Turk barked, and the two agents turned to see airport security approaching, attracted by the noise of the argument. Faith lifted a hand in acknowledgment and when airport security reached them, she said, "It's fine. We're just having a friendly disagreement."

“Didn’t sound friendly,” the older of the two security guards observed.

“We’ll save it for later,” Michael replied. “Sorry to disturb you.”

The guards looked back and forth between the two agents and decided it wasn’t worth any more of their time. “Safe travels, folks,” the older guard offered.

Michael turned to Faith, his jaw clenched his shoulders tense. Faith waited for him to resume the argument, but he gestured past her and said, “After you, Special Agent.”

Faith was so used to being hurt at this point that she barely noticed the stab of pain that shot through her chest.

***

The shelter looked like something straight out of a horror movie. The massive concrete doors looked like they belonged on a fallout bunker and not a simple storm shelter. A musty smell wafted from a three-foot-wide crack in the doors, and Faith suppressed a bout of nausea.

"Jesus," Michael said. "Just once, I'd like to visit a normal crime scene without all of the wacko bullshit.”

“Philadelphia PD is hiring,” Faith offered drily.

Even Turk seemed disconcerted. He walked around the front of the door, alternating between sniffing around for clues and shaking his head irritably.

Sergeant Brandon Forster, the Iowa State Patrol officer who met them at the airport and drove them the two hours from Des Moines to the crime scene, was more stoic. He walked straight for the opened door and beckoned for the agents to follow.

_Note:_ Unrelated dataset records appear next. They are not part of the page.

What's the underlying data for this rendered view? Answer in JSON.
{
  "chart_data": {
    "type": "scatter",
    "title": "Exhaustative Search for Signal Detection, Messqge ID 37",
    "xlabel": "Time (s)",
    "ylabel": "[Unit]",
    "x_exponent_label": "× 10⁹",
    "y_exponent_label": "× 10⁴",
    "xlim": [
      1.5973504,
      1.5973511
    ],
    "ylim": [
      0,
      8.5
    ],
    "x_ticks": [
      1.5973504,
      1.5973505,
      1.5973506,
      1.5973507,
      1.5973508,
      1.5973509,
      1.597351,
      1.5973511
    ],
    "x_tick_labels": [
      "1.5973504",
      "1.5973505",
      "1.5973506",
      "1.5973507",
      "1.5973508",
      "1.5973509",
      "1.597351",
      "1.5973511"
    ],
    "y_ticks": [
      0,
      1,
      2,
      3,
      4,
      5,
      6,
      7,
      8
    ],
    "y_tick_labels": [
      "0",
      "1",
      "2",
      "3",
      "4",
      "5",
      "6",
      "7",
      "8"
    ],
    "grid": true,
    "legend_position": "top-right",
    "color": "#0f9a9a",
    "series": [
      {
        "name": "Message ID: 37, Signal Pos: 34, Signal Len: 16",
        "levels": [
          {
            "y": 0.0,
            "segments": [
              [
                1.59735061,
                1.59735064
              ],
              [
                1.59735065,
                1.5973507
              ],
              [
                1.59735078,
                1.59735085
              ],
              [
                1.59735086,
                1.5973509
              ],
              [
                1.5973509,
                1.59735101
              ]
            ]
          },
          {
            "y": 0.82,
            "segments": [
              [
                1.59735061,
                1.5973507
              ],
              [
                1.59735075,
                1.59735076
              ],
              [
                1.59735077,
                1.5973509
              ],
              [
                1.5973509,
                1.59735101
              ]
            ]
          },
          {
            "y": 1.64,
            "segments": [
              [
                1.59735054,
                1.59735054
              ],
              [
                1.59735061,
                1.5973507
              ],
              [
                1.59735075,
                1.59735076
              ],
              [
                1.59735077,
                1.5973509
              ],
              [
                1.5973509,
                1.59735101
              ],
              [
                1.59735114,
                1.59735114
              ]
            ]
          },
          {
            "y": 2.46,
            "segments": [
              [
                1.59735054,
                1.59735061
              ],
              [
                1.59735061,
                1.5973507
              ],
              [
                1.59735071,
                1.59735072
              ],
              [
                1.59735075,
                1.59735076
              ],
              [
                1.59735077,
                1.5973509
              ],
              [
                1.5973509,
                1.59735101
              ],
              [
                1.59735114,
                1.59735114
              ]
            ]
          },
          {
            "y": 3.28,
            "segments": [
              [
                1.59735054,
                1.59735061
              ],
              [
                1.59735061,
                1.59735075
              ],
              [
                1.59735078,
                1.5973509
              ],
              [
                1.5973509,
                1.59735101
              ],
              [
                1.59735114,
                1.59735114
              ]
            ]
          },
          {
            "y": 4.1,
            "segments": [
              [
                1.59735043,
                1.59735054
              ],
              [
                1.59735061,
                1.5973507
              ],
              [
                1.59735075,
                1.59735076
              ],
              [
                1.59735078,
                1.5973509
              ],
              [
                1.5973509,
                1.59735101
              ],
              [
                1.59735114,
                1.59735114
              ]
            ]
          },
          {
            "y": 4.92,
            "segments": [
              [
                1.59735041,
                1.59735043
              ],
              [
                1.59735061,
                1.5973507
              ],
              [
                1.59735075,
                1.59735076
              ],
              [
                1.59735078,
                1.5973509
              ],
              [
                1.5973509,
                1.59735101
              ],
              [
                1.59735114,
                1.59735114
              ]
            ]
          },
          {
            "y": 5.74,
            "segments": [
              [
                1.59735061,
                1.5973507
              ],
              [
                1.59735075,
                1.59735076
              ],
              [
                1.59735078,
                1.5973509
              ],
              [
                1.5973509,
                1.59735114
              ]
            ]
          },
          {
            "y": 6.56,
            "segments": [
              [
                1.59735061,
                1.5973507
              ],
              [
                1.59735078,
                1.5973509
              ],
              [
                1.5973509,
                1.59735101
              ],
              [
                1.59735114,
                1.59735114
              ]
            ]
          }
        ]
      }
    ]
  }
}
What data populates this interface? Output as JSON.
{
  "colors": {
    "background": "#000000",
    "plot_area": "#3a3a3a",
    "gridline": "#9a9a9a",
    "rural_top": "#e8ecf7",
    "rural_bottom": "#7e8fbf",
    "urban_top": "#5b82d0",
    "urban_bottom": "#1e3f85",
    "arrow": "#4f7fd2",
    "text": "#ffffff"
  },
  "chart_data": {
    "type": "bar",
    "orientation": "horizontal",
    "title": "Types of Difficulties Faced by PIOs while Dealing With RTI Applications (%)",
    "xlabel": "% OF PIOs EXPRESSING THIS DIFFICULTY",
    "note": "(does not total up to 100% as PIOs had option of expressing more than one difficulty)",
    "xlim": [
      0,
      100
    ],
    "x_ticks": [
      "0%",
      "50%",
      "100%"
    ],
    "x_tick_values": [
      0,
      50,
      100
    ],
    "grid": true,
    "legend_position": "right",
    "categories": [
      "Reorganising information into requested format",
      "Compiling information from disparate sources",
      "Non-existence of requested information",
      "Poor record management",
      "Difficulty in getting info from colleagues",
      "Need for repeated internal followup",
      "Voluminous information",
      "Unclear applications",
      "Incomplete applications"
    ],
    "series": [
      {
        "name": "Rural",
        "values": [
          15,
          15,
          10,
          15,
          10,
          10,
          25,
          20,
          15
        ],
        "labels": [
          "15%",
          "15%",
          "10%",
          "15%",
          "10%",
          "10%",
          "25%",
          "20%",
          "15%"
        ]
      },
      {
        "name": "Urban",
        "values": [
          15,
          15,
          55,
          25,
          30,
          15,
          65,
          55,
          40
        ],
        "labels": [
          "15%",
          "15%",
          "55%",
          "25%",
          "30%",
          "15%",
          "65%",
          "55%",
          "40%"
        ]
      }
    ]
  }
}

He switched on his light, allowing Faith to see a far smaller than expected foyer about eight feet tall by six feet wide by seven feet deep. At the end of the foyer was a second door, this one a far more reasonable size but still of heavy-duty steel construction that reminded Faith of the prison cells she’d seen at ADX Florence when she toured the facility with her class at Quantico.

“What were they hiding from down here?” Michael asked.

“We get some pretty bad storms here,” Brandon replied in a thick Midwest drawl. “Twisters, hail, lightning.”

“Do those storms fire cruise missiles at people?” Michael asked.

Brandon chuckled. “Well, nowadays people just hide out in their basements, but back in the fifties and sixties a lot of people were worried about a nuclear war with the Soviets, so they built these bunkers in case. They registered them as storm shelters because if they called them fallout shelters, they’d have to register with the government, and well, you can imagine how well the idea of government interference plays with people here.”